Pour la Méditerranée, c’est la guerre et la misère qui poussent les migrants à aller voir ailleurs, parallèlement à la destruction de la Libye qui assurait jusque-là un rôle de sous-traitant des frontières Nord et par où la majorité des Africains embarquent aujourd’hui. Comment gérer cet afflux ? Voici dix réponses, parmi les plus inventives de l’Europe.
1- Le bombardement des chaloupes
En attendant le feu vert de l’ONU qui hésite encore sur cette décision sans précédant dans l’histoire, la stratégie européenne se dirige vers l’arraisonnement de bateaux de migrants en pleine mer. C’est ce que demandent quelques pays de l’Union, malgré l’illégalité de la procédure qui consisterait à intervenir dans les eaux internationales. Invoquant le modèle australien qui a réussi à réduire presque à zéro le flux de migrants en provenance d’Asie du Sud Est par des interventions armées en pleine mer, musclées, opaques et classées « secret défense », les Européens sont de plus en plus nombreux à demander l’aide de l’armée.

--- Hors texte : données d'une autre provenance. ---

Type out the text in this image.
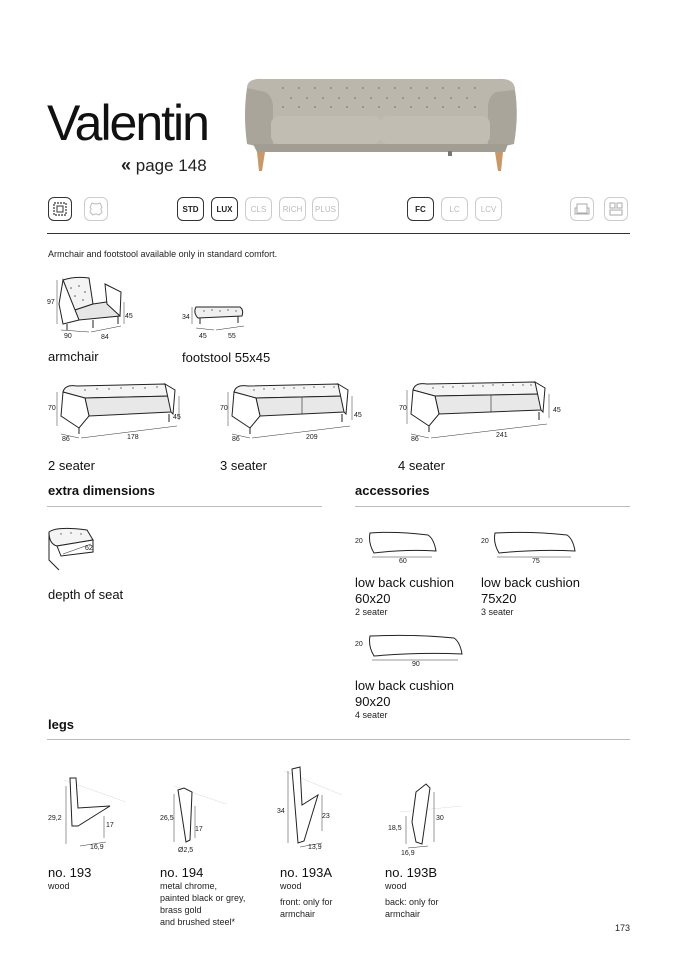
Valentin
« page 148
STD	LUX	CLS	RICH	PLUS	FC	LC	LCV
Armchair and footstool available only in standard comfort.
97
45
90	84
armchair
34
45	55
footstool 55x45
70
45
86	178
2 seater
70
45
86	209
3 seater
70	45
86
241
4 seater
extra dimensions	accessories
62
depth of seat
20
60
low back cushion
60x20
2 seater
20
75
low back cushion
75x20
3 seater
20
90
low back cushion
90x20
4 seater
legs
29,2
17
16,9
26,5
17
Ø2,5
34
23
13,9
18,5
30
16,9
no. 193
wood
no. 194
metal chrome,
painted black or grey,
brass gold
and brushed steel*
no. 193A
wood
front: only for
armchair
no. 193B
wood
back: only for
armchair
173
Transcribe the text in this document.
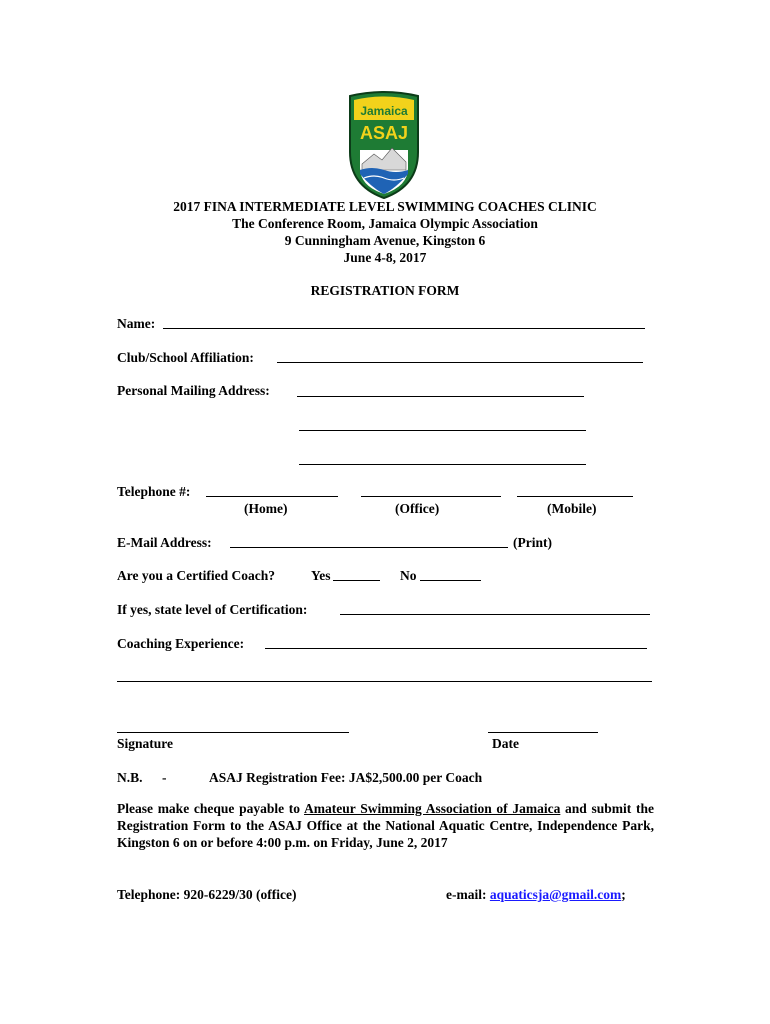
Jamaica
ASAJ
2017 FINA INTERMEDIATE LEVEL SWIMMING COACHES CLINIC
The Conference Room, Jamaica Olympic Association
9 Cunningham Avenue, Kingston 6
June 4-8, 2017
REGISTRATION FORM
Name:
Club/School Affiliation:
Personal Mailing Address:
Telephone #:
(Home)	(Office)	(Mobile)
E-Mail Address:	(Print)
Are you a Certified Coach?	Yes	No
If yes, state level of Certification:
Coaching Experience:
Signature	Date
N.B. -	ASAJ Registration Fee: JA$2,500.00 per Coach
Please make cheque payable to Amateur Swimming Association of Jamaica and submit the Registration Form to the ASAJ Office at the National Aquatic Centre, Independence Park, Kingston 6 on or before 4:00 p.m. on Friday, June 2, 2017
Telephone: 920-6229/30 (office)	e-mail: aquaticsja@gmail.com;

En Angleterre, c’est l’armée qui est appelée par les politiques et les opinions publiques à gérer ce problème que les politiques et les civils n’ont pas su gérer. En Autriche, l’armée épaule déjà la police dans le traitement des réfugiés. La Macédoine, plus petit état des Balkans, a fermé ses frontières avec la Grèce et la Serbie et déclaré l’état d’urgence dans son pays, l’un des plus importants points de passage avec la Croatie. En attendant le bombardement in vitro, l’Union Européenne a déjà lancé des missions navales militaires contre les passeurs le long des côtes libyennes mais qui se limiteraient à une première étape de surveillance. Pour l’instant. Après le no fly zone imposé par l’OTAN pendant la guerre contre la Libye, vers une no boat zone ?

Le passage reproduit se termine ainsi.